Avert rise of 'no-baby' boomers

A person holding a baby in a nursery at Mount Alvernia hospital.
A person holding a baby in a nursery at Mount Alvernia hospital. ST PHOTO: DESMOND LIM

The apparent reluctance of millennials to build their own families is a subject of much concern everywhere, fed by "an avalanche of writing lately" on why many are choosing to never have children, as a Time magazine commentator noted. At one time, the young would just shrug politely when elders ask when they plan to have kids. Now, some women regard that as an "invasive" query. The shifting demographic contours are quite stark in America where one in five women is childless compared to one in 10 in the 1970s, according to the Pew Research Centre.

Tiny Singapore dispenses with coyness as fertility rates are below 1.4 - so far from the replacement rate of 2.1 that it raises profound existential fears. Fertility campaign posters, put up by voluntary organisation I Love Children, presented MRT commuters with cartoon sperm and messages like "women are born with a finite number of eggs". Lately, online chatter bubbled over a passing comment by Senior Minister of State Josephine Teo to stir a wider discussion on parenthood: "You need a very small space to have sex."

Space in the Singapore context commonly refers to an HDB flat to call one's own.
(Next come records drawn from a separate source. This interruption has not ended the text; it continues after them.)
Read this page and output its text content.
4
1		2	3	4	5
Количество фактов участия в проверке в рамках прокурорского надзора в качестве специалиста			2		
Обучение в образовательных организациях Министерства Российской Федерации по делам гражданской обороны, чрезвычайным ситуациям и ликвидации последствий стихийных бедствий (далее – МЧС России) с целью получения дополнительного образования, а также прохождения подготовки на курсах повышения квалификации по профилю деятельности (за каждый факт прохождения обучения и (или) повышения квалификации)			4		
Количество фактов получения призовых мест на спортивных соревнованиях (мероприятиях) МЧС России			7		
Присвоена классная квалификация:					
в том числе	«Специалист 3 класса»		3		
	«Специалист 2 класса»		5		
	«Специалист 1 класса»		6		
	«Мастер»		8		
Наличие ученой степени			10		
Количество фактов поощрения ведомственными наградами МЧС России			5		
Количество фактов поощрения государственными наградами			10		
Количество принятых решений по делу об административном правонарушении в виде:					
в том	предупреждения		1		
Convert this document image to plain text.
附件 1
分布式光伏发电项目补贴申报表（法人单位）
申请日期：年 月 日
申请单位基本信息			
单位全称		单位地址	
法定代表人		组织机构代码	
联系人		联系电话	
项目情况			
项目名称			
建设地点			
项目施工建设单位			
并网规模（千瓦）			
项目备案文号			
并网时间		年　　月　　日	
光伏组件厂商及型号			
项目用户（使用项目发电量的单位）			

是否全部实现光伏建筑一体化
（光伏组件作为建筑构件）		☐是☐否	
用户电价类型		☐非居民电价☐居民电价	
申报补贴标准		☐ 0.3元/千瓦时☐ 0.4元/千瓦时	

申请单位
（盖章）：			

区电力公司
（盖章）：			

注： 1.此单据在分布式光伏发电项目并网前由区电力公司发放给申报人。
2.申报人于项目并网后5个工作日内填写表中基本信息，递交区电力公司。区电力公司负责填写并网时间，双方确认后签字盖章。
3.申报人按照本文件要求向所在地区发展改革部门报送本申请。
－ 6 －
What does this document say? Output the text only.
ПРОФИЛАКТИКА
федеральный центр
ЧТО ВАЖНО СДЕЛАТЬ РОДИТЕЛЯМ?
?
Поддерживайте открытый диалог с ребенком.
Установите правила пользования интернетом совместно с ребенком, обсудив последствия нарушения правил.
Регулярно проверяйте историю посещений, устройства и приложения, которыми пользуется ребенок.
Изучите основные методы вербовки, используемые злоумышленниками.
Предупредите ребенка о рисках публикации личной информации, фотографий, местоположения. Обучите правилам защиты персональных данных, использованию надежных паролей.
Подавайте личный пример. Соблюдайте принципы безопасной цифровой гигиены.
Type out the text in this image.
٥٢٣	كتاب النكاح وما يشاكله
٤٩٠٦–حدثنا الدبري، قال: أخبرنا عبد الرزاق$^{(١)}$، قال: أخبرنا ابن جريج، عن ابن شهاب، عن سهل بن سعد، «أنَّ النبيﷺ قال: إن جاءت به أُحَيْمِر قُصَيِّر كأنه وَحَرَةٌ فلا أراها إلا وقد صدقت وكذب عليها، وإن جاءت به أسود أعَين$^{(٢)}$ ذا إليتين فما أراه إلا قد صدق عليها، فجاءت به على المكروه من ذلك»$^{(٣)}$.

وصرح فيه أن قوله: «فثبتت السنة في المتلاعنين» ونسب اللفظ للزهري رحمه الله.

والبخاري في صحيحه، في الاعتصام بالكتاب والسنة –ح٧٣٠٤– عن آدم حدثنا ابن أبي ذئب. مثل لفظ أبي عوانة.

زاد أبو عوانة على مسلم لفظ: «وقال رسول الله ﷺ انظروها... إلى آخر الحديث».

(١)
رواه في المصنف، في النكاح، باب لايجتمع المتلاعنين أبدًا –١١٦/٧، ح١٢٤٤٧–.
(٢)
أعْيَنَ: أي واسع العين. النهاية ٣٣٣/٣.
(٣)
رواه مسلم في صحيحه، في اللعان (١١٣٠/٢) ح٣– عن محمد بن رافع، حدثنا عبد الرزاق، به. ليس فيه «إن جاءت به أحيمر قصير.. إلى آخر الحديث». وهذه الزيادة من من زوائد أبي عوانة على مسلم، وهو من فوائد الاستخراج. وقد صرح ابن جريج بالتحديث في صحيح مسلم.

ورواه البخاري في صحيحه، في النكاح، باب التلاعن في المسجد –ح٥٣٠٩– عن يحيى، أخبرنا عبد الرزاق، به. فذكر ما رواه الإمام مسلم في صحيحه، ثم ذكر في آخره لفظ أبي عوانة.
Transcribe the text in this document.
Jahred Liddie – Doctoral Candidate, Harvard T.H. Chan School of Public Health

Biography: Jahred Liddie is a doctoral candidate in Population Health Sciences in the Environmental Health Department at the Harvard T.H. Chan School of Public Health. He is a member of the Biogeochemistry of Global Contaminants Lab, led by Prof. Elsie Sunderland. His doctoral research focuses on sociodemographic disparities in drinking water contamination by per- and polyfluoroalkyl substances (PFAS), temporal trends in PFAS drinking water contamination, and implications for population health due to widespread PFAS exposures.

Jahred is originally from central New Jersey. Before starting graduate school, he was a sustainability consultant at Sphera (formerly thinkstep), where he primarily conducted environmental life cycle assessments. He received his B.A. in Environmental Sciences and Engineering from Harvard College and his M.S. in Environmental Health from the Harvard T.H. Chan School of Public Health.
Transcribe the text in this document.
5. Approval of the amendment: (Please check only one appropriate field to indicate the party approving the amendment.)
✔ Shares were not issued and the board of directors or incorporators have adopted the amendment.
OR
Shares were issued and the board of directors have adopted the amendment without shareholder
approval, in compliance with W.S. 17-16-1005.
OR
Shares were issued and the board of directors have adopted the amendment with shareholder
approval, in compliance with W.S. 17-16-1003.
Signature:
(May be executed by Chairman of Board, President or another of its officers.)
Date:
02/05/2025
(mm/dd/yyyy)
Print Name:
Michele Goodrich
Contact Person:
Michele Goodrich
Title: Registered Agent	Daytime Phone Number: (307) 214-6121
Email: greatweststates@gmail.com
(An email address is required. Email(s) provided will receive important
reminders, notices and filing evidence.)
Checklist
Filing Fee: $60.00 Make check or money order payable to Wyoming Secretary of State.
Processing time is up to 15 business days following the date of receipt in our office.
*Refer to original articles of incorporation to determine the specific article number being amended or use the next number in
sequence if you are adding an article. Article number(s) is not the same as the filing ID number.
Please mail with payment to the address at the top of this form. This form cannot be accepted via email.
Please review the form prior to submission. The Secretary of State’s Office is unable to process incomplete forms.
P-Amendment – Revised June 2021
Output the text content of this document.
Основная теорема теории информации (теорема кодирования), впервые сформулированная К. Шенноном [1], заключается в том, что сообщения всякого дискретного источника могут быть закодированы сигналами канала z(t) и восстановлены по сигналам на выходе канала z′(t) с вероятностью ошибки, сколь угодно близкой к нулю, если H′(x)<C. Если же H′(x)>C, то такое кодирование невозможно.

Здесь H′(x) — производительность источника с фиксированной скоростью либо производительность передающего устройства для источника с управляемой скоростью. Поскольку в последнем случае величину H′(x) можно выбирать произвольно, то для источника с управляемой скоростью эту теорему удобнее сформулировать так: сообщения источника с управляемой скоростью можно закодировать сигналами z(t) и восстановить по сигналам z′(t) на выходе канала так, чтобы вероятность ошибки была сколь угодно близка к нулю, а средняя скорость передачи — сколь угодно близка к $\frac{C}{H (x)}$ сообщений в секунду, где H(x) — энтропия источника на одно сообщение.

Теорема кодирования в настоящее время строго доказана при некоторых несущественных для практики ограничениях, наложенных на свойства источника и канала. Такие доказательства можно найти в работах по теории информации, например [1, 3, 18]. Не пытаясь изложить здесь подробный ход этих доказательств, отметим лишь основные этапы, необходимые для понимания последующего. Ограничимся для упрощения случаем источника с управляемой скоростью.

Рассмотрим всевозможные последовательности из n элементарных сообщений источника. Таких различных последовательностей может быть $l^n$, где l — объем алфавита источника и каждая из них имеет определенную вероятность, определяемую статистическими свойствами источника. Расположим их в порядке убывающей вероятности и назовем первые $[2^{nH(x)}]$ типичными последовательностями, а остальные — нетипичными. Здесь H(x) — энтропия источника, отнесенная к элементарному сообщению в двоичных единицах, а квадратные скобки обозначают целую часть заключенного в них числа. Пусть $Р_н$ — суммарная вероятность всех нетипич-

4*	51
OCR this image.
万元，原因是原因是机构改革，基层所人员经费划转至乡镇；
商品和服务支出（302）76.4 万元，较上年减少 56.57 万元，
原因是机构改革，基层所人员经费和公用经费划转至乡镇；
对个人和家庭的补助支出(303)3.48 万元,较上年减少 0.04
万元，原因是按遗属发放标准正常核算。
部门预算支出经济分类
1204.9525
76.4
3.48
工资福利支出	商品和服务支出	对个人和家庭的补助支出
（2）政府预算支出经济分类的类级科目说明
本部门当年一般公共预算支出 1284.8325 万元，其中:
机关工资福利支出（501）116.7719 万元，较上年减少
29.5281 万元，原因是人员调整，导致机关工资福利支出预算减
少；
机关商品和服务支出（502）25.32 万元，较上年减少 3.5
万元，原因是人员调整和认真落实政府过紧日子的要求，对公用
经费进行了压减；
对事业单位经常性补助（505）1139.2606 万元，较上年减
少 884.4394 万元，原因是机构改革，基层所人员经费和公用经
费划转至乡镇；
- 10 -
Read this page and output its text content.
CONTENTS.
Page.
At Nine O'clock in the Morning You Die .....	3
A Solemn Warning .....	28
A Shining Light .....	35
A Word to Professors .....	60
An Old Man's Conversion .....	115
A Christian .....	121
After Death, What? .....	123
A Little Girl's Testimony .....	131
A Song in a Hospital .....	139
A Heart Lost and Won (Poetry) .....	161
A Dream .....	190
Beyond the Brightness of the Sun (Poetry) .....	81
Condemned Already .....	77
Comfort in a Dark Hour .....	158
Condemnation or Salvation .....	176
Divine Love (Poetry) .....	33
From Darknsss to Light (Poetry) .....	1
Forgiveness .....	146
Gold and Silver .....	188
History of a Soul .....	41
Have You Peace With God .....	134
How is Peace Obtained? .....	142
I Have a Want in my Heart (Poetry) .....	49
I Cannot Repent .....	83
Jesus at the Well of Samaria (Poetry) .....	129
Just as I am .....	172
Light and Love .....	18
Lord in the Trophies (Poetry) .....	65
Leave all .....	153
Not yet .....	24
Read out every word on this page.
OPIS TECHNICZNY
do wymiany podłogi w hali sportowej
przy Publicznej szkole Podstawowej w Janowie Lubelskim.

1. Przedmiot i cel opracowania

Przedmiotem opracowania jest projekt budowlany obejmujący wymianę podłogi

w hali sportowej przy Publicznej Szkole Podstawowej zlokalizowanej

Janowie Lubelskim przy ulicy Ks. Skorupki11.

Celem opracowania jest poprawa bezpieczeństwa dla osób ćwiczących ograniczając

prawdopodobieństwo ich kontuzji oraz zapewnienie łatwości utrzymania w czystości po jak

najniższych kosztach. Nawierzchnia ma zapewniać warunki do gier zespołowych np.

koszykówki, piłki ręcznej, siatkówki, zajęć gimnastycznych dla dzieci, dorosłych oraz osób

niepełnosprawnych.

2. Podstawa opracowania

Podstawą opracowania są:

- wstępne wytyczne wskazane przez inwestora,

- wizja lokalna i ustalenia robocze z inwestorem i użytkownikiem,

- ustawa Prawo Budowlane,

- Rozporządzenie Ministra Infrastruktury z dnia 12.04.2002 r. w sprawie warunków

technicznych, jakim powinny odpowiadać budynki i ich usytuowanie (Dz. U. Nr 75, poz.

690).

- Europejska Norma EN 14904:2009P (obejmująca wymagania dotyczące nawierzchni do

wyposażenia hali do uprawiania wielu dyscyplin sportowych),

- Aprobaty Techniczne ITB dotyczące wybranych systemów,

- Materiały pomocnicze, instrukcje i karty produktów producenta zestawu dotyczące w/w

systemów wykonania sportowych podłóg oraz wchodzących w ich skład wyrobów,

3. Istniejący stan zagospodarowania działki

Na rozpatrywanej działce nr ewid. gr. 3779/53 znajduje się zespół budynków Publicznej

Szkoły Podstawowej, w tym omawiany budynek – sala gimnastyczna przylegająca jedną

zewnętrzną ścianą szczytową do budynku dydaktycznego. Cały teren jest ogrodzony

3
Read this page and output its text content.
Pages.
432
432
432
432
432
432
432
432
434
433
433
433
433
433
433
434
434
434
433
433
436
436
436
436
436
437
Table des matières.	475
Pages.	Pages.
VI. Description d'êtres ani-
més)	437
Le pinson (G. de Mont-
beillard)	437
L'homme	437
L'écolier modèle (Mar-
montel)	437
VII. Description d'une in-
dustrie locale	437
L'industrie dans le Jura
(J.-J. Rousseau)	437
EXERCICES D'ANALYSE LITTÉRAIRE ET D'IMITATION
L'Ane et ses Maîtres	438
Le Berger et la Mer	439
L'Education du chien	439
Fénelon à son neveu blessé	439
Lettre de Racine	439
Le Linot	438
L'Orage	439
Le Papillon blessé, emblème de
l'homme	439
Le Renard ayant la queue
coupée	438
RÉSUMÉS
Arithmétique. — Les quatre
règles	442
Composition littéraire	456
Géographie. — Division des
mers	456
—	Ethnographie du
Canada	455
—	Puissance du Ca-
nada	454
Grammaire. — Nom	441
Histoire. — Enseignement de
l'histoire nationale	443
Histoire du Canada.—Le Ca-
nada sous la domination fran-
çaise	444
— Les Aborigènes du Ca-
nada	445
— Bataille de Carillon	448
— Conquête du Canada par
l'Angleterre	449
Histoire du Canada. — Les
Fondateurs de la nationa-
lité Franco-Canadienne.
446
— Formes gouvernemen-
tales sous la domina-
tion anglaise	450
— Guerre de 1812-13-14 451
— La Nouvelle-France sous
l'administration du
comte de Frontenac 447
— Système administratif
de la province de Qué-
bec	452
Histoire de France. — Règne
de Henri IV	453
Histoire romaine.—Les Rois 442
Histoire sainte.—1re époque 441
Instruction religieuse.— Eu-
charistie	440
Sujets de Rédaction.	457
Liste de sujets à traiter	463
To meet the expectations of the young and others, the State is shortening the wait for public housing to around two to three years, as announced recently. Home aside, there are other considerations too, like childcare and flexible work arrangements.

Such practical issues deserve attention, of course. But the heart of the matter is that the choice is a matter of the heart. Socialising the parenthood instinct is a broad effort that also hinges on how the young are raised at home and how family friendly the environment is outside.